As the midway point of the season approaches this weekend, Premier League Chief Executive Richard Masters says tougher protocols will help the League work through the latest challenges posed by the coronavirus pandemic and successfully complete the 2020/21 campaign.
"We're trying to adjust to the new situation," Masters said. "We have got to the halfway point and got through many bumps in the road.
"We know we're going to have challenges ahead as the pandemic has changed shape around us, but we're cautiously optimistic that we can move forward and complete the season."
New safety protocols have been designed to limit infections at clubs, with stricter rules on hygiene at training grounds and stadiums that go beyond those previously in place.
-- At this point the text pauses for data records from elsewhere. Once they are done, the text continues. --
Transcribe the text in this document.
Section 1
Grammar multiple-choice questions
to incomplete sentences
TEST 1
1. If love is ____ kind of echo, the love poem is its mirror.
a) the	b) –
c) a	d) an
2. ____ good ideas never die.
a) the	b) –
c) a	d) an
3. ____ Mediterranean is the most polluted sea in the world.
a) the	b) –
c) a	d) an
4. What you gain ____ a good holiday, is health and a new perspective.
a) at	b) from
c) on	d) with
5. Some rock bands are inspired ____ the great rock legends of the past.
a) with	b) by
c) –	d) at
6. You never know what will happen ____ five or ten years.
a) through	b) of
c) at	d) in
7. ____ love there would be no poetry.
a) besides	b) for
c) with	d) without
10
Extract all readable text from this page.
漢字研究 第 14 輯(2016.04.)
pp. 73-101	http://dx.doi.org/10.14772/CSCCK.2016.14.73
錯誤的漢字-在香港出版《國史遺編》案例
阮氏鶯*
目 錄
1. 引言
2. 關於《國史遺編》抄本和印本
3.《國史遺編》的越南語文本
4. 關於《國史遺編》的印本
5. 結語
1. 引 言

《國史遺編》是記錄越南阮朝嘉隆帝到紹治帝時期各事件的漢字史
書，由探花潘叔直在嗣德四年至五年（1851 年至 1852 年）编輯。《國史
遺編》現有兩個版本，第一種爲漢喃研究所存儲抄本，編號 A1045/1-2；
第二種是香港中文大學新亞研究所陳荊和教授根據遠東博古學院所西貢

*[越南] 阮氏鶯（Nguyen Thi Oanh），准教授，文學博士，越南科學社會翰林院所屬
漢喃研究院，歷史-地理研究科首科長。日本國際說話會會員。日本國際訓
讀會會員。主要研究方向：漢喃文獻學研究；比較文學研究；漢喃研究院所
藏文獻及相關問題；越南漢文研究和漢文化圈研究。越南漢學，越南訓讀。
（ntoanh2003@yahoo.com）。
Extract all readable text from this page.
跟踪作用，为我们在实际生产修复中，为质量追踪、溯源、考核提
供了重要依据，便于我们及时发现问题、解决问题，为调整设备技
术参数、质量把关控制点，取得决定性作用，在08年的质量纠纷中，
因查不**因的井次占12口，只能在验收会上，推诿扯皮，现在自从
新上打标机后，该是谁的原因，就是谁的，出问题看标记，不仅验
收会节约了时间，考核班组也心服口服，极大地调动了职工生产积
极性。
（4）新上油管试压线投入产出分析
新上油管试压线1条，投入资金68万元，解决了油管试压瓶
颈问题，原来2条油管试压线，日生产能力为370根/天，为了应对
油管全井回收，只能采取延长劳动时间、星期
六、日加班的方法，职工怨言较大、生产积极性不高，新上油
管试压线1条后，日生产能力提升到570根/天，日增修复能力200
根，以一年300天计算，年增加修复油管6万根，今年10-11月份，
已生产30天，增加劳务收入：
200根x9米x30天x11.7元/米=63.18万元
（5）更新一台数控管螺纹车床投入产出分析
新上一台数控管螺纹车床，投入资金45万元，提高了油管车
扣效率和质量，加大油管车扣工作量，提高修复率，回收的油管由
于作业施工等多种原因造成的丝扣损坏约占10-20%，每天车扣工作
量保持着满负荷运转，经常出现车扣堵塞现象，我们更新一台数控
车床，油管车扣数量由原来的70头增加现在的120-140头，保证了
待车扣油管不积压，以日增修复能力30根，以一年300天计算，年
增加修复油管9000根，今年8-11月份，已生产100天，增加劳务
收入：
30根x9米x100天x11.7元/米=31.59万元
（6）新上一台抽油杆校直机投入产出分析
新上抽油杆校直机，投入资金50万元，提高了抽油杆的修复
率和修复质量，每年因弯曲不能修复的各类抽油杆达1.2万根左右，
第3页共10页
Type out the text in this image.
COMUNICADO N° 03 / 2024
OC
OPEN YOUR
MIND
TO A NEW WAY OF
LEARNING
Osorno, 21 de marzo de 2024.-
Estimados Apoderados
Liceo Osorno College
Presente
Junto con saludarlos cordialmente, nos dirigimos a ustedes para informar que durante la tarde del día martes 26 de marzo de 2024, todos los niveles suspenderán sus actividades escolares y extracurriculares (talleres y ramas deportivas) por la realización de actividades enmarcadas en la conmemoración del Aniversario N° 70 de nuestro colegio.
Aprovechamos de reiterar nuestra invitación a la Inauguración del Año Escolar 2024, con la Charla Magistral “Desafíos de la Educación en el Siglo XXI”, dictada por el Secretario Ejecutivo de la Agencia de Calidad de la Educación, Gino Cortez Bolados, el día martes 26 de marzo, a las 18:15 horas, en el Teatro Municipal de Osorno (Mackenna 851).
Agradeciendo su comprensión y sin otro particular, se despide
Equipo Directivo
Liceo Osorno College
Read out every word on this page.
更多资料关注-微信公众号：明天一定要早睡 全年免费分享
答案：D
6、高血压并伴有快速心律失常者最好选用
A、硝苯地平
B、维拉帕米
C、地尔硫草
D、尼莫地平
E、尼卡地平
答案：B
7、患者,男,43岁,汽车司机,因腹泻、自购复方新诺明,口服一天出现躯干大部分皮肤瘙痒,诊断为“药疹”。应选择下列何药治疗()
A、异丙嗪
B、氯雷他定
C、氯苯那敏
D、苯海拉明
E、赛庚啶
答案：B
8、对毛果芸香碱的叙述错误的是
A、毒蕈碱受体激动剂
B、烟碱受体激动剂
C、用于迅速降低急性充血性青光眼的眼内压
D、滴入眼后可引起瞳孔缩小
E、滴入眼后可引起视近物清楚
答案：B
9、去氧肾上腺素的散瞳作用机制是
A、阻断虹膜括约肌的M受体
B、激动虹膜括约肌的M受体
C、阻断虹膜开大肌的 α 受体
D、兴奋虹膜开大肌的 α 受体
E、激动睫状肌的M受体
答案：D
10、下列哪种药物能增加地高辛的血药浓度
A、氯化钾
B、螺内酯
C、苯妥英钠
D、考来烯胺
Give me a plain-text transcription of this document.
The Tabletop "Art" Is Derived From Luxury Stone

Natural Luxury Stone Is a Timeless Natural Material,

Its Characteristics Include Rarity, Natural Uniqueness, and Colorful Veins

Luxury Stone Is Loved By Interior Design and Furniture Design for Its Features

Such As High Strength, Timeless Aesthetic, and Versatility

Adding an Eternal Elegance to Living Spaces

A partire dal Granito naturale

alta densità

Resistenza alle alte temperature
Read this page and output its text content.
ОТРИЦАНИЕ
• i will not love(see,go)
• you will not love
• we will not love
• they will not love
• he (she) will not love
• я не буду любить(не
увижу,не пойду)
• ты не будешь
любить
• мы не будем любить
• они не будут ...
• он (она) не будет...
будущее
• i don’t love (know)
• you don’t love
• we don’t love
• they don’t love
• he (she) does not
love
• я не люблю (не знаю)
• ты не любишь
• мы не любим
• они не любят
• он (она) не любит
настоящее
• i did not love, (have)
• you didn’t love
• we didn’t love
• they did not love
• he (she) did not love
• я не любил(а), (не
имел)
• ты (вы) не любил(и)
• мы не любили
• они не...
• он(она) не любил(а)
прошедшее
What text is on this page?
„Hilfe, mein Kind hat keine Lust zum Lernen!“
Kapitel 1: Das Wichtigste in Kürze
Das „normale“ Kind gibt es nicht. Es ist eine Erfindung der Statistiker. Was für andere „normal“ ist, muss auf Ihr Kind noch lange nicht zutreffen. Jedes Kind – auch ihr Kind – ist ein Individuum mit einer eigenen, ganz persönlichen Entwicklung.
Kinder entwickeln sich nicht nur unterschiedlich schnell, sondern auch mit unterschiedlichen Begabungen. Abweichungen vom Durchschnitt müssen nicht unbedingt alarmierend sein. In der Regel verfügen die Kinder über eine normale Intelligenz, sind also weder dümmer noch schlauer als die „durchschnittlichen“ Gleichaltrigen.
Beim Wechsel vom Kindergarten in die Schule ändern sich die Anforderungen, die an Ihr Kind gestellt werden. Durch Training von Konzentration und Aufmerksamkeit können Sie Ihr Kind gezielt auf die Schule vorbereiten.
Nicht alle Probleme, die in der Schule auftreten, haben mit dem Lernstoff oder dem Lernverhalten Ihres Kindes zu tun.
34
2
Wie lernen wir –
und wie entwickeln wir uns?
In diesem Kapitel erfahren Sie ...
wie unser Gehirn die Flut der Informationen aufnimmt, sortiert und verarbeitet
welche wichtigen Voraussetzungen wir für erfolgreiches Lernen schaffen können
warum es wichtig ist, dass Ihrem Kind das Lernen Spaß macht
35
"We've gone back to some of the Project Restart measures and brought in additional measures to keep people safe and to reduce the chance of infection," Masters said.
"Clubs take the protocols incredibly seriously. I don't think we’d have got through Project Restart or be where we are in the season today unless everybody was right behind the delivery of the rules and protocols."
The League has stressed the critical importance to adhering to the strengthened protocols including those on matchday.
"We're asking the players to adjust to the situation, that they understand that we're in a fortunate position. We're able to carry on, we're able to ply our trade while millions of others aren't and the rules are in place to keep people safe," Masters said.
"We're asking players to change their behaviours around those sort of social moments and at the beginning and the end of games. I'm sure they'll adjust accordingly."
Masters believes these enhanced protocols and twice-weekly testing have had an impact and they back up his optimism for the rest of the season.
"We've had the first set of figures back and they are low," he said. "They’re back to pre-Christmas numbers, so we're hoping that isn't a one-off and that is the start of a trend.
“And we believe we can keep the infection rate at a manageable level, keep the Premier League safe and keep the show on the road.”
Masters says the clubs are aware of the responsibility the Premier League and the wider game have in providing the public with entertainment in testing times and so they will not be complacent in ensuring they can continue to do so.
"We want to be part of a national effort," he said. "We know we're in a significant situation.
"We are fortunate to be able to continue playing and sport gives people a semblance of normality. It gives people a social connection to be able to watch it on TV and better communicate, something to look forward to.
"We understand we are in a privileged position and are really proud to be able to put the Premier League on television and offer something to the country at this really difficult time. We want that to carry on."
But the League and clubs will ensure that in so doing, the welfare of the players will not be compromised.
"Player welfare is absolutely crucial," he said. "We're clear about that and the clubs are clear about that. We’re in dialogue with the PFA and the LMA at all times about these issues.
"We've got a congested calendar, but clubs have got big squads. They are going to have to adapt to all the different scenarios that are ahead of them.
"We have another 19 match rounds to go and many challenges ahead, but we have the models, the flexibility and the planning in place to get through it all."
"One thing we know is that football will be ready to welcome fans back"
While the rise in the vaccinations against COVID-19 in the UK raises hopes of a return to normality, Masters is cautious about when it might allow fans to return to Premier League stadiums.
"We had fans back just before Christmas, albeit in small numbers, but it was a great boost for the game and it made a big difference," he said.
“But we don't know when fans are going to be back. It's difficult to guess.
"One thing we know is that football will be ready to welcome fans back."